Note that you will need to reduce the pre-training steps by half for MLM+MFM-NCE
if you want to strictly follow our settings in the pre-training ablation table.
And remember to change the pretrained checkpoints in the config/train-tvr-8gpu.json
for finetuning.
Another useful information, please use azcopy
to download, if you ever find it slow. You can refer to VALUE-Leaderboard/StarterCode/scripts/download_tvr.sh.
It was more a year ago when we conducted the pretraining ablation experiments. From what I recall, it may take about 2-3 day on 8 GPUs.

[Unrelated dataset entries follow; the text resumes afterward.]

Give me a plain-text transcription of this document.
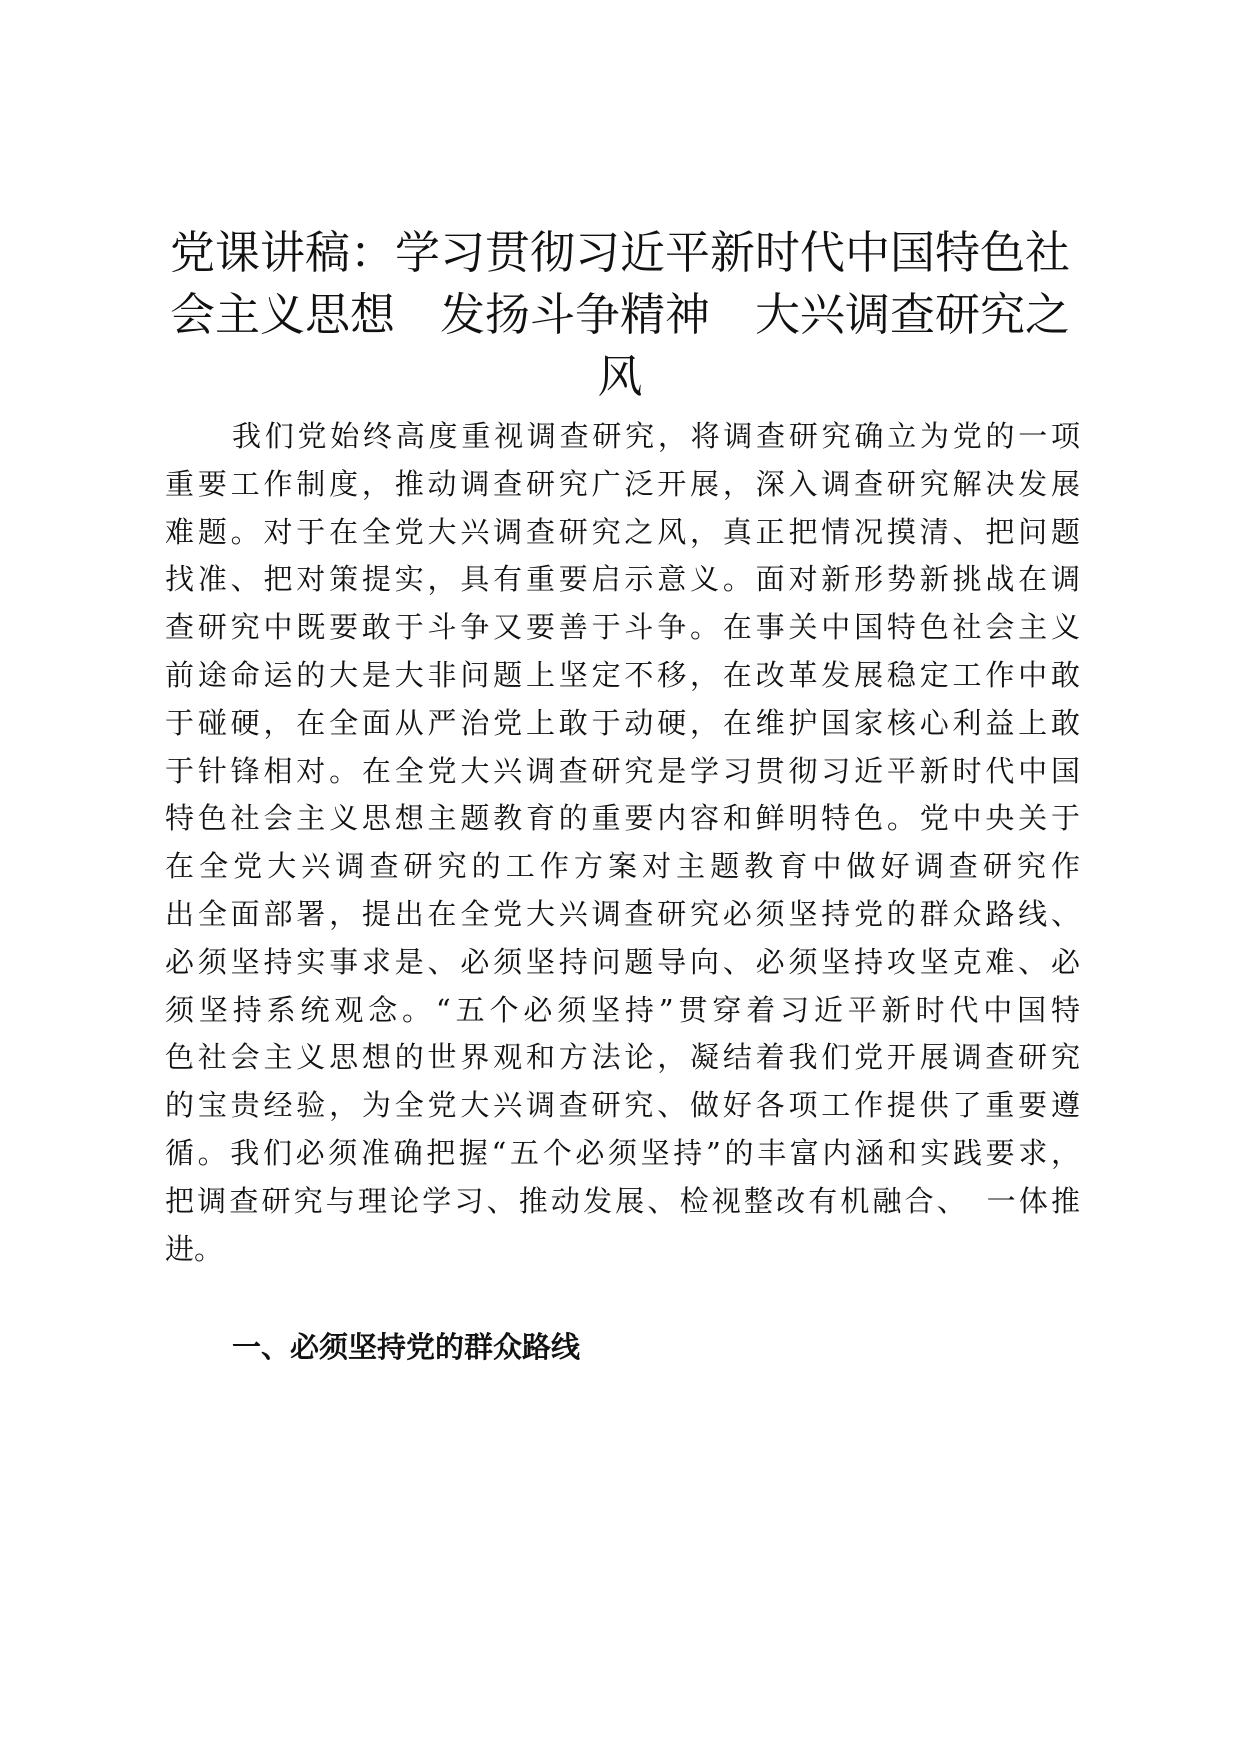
党课讲稿：学习贯彻习近平新时代中国特色社
会主义思想　发扬斗争精神　大兴调查研究之
风

我们党始终高度重视调查研究，将调查研究确立为党的一项
重要工作制度，推动调查研究广泛开展，深入调查研究解决发展
难题。对于在全党大兴调查研究之风，真正把情况摸清、把问题
找准、把对策提实，具有重要启示意义。面对新形势新挑战在调
查研究中既要敢于斗争又要善于斗争。在事关中国特色社会主义
前途命运的大是大非问题上坚定不移，在改革发展稳定工作中敢
于碰硬，在全面从严治党上敢于动硬，在维护国家核心利益上敢
于针锋相对。在全党大兴调查研究是学习贯彻习近平新时代中国
特色社会主义思想主题教育的重要内容和鲜明特色。党中央关于
在全党大兴调查研究的工作方案对主题教育中做好调查研究作
出全面部署，提出在全党大兴调查研究必须坚持党的群众路线、
必须坚持实事求是、必须坚持问题导向、必须坚持攻坚克难、必
须坚持系统观念。“五个必须坚持”贯穿着习近平新时代中国特
色社会主义思想的世界观和方法论，凝结着我们党开展调查研究
的宝贵经验，为全党大兴调查研究、做好各项工作提供了重要遵
循。我们必须准确把握“五个必须坚持”的丰富内涵和实践要求，
把调查研究与理论学习、推动发展、检视整改有机融合、　一体推
进。

一、必须坚持党的群众路线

Note that you will need to reduce the pre-training steps by half for
MLM+MFM-NCE
if you want to strictly follow our settings in the pre-training ablation table.And remember to change the pretrained checkpoints in the
config/train-tvr-8gpu.json
for finetuning.Another useful information, please use
azcopy
to download, if you ever find it slow. You can refer to VALUE-Leaderboard/StarterCode/scripts/download_tvr.sh.
Thanks for your quick reply!
The VALUE is really a great project, which contains VALUE-StarterCode and VALUE-DataRelease.
Maybe I could use the VALUE-StarterCode for a better beginning of my adventure towards video pre-training.
I would like to temporarily close this issue, and reopen it if there are any other questions later, thanks again.